Q: Can I be fined for not complying?
A: Yes, up to £17.5 million or 4% of turnover. In practice fines against small businesses are rare. The ICO takes a proportionate approach. The real risk is losing customer trust rather than a fine.
Q: Is Google Analytics UK GDPR-compliant?
A: Raises serious concerns. It sends data to US servers and shares with Google's ad ecosystem. Several European authorities have ruled against standard use. Matomo (in Sitejet Builder) is a safer alternative that can run cookie-free.
Q: Do I need to register with the ICO?
A: Most businesses and sole traders that process personal data must pay the ICO data-protection fee (£40/year for micro-organisations). Check the ICO self-assessment. Not paying when you should is itself a breach.
Q: How do I handle a data subject access request?
A: Acknowledge within a reasonable time, verify the requester's identity, gather all personal data you hold on them, and respond within one month (free of charge). For complex or multiple requests you can extend by two months but must tell the requester within the first month.

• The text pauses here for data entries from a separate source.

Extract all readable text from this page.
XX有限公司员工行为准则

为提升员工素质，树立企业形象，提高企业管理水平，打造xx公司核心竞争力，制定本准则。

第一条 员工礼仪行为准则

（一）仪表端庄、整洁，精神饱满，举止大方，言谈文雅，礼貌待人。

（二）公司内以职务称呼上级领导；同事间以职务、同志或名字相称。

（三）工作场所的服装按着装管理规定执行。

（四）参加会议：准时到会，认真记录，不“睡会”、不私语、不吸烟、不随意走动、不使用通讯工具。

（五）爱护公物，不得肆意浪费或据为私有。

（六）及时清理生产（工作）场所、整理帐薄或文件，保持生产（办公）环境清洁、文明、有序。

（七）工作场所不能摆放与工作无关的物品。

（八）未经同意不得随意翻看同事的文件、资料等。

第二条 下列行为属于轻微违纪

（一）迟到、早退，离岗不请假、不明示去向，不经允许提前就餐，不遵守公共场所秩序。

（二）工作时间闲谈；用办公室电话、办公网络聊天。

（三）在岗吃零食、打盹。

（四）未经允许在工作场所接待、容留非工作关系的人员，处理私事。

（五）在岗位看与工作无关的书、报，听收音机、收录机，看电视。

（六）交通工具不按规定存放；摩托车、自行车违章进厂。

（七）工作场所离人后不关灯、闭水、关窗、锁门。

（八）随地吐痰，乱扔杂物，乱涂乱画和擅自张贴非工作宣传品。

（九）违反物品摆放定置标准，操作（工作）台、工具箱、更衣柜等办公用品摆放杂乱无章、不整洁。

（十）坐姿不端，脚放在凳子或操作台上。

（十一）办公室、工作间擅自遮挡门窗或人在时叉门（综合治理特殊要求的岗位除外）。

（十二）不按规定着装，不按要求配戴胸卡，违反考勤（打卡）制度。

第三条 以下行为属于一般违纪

Q: Do I need a Data Protection Officer?
A: Only if you are a public authority, conduct large-scale systematic monitoring of individuals, or process large-scale special-category data. Almost no UK SME needs one. You should still have someone responsible for data-protection decisions, even without a formal DPO role.
Q: What about international data transfers after Brexit?
A: The UK has its own adequacy framework with the EU (covered by the EU-UK Trade and Cooperation Agreement). Transfers to the US require the UK International Data Transfer Addendum or Standard Contractual Clauses. EU-located hosting (Hetzner Germany) avoids these complications entirely.
Q: Does UK GDPR require me to allow users to delete their account?
A: Users have the right to erasure in certain circumstances (e.g. data no longer necessary, consent withdrawn, unlawful processing). You do not have to build a self-service delete button on day one, but you must be able to fulfil an erasure request within one month when received.